Что же, этот прием показался мне самым теплым из всех, на какой мы могли рассчитывать и какой могли получить, – по-видимому, капитан думал так же, ибо он с улыбкой повернулся к мистеру Хейвуду, чье лицо багровело в солнечном свете так, что мне показалось, будто у него струйки дыма поднимаются из-за ушей, – повернулся и щелкнул пальцами. Только тут до меня дошло, что паскудник держит в руках инкрустированную шкатулку средних размеров, я много раз видел ее в каюте капитана, но, поскольку никаких причин открывать ее или рассматривать у меня не имелось, полагал, что она из тех, в каких джентльмены возят нюхательный табак или молитвенник – в зависимости от того, что именно они считают предметом первейшей необходимости.
– Мистер Хейвуд, – произнес капитан, увидев, что придурковатый мальчишка и не подумал подойти к нему; тут уж все мы повернулись к олуху и поняли, что он не уделяет никакого внимания сцене, которая разыгрывалась перед ним, а глазеет на компанию юных женщин, более привлекательных, я готов был с ним согласиться, чем жуткий волосатый мастодонт, сидящий на троне пообок короля Тинаа. Глаза мистера Хейвуда выпучились от вожделения, как у рака, и, клянусь, прыщи его готовы были полопаться. – Мистер Хейвуд, сэр, – грянул капитан, и паскудник очнулся, тем более что мистер Кристиан толкнул его сзади, да так, что он чуть не полетел кубарем на песок, – то-то было бы смеху, мне б на две недели хватило, – впрочем, ему удалось устоять на ногах.
Капитан гневно смотрел на него, приближавшегося, и паскудник покраснел еще пуще от того, что распалился, разглядывая женщин, а штаны на нем были хоть и просторные, но обстоятельства этого ничуть не скрывали. Подойдя, он без грана стыда – да таким, как он, стыд и неведом – вручил капитану Блаю шкатулку, и тот подступил к трону, не без опаски, подумал я, словно боясь, что после любого резкого движения между его лопатками может вонзиться копье, и открыл ее.

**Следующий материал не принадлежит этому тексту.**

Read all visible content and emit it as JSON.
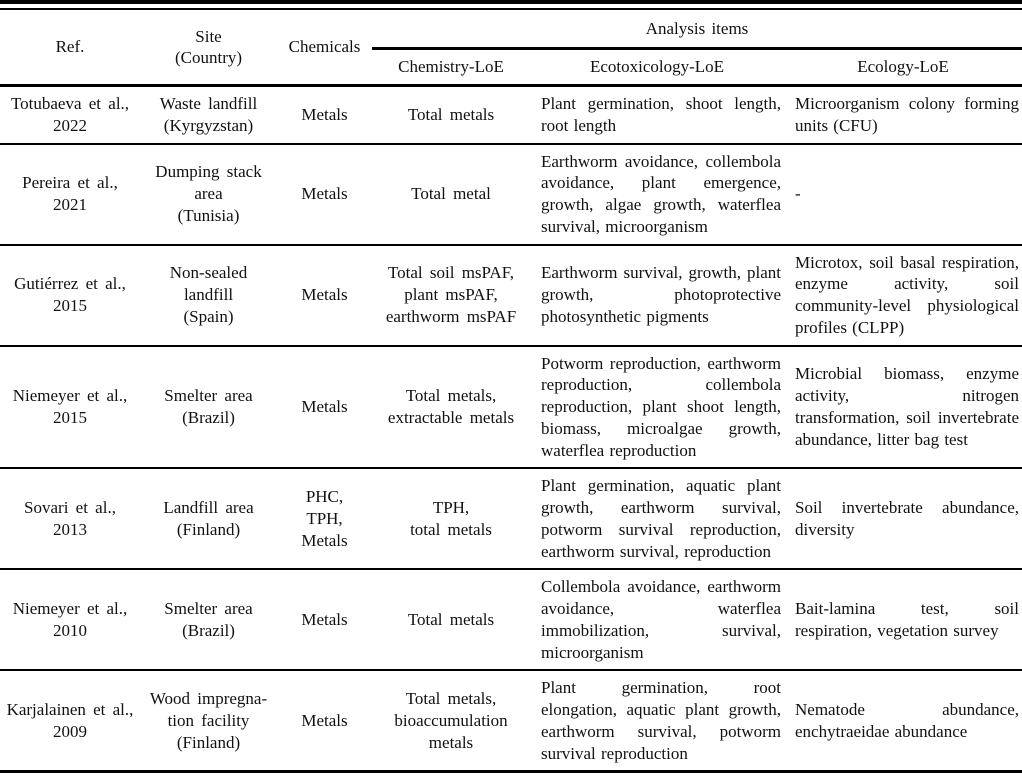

Последовала комическая картина – стоящие за троном дружно вытянули шеи и упоенно разинули рты, а после отступили на шаг, одобрительно кивая.
– Позвольте мне вручить вашему величеству этот знак нашей вечной дружбы, – сказал капитан Блай, и король протянул руку и извлек из шкатулки зеркальце. Красивое такое зеркальце, круглое, в серебряной с золотом оправе. Король погляделся в него и, по-моему, ничего впечатляющего не увидел, но ведь он был человеком, взявшим в жены и наложницы какого-то зверя из бездны, и потому судить о его вкусах я затруднялся. Впрочем, подарок он принял милостиво, вернул его в шкатулку и отдал ее одному из людей своей свиты.
– Я в экстазе от вашей доброты, – произнес он тоном, честно говоря, отчасти скучающим, но с другой стороны, его английский, как я уже понял, отличался склонностью к преувеличениям. – Могу ли я смеять надеяться, что ваш визит будет вечным?
– Нам очень хотелось бы задержаться, если возможно, на несколько месяцев, – ответил капитан. – Король Георг и капитан Кук прислали вашему величеству гораздо больше подарков, сейчас они на борту нашего судна, но будут в скором времени доставлены вам.
– Я был упоен невыразимо, – сообщил король, даже не попытавшись скрыть зевок. – И пока вы были здесь, многое ли мы можем предложить вам в ответ?
– Ваша щедрость не знает себе равных, – ответил капитан (должен признаться, в тот миг я подумал, что они могут того и гляди закружиться в вальсе, такое удовольствие доставляло каждому общество другого). – И, поскольку вы задали этот вопрос, скажу, что существует одна вещь, которой ваше величество могло бы, с присущей вам добротой и благодетельностью, одарить нас.
– Это которая будет?
Вот тогда-то капитан и заговорил о хлебном дереве.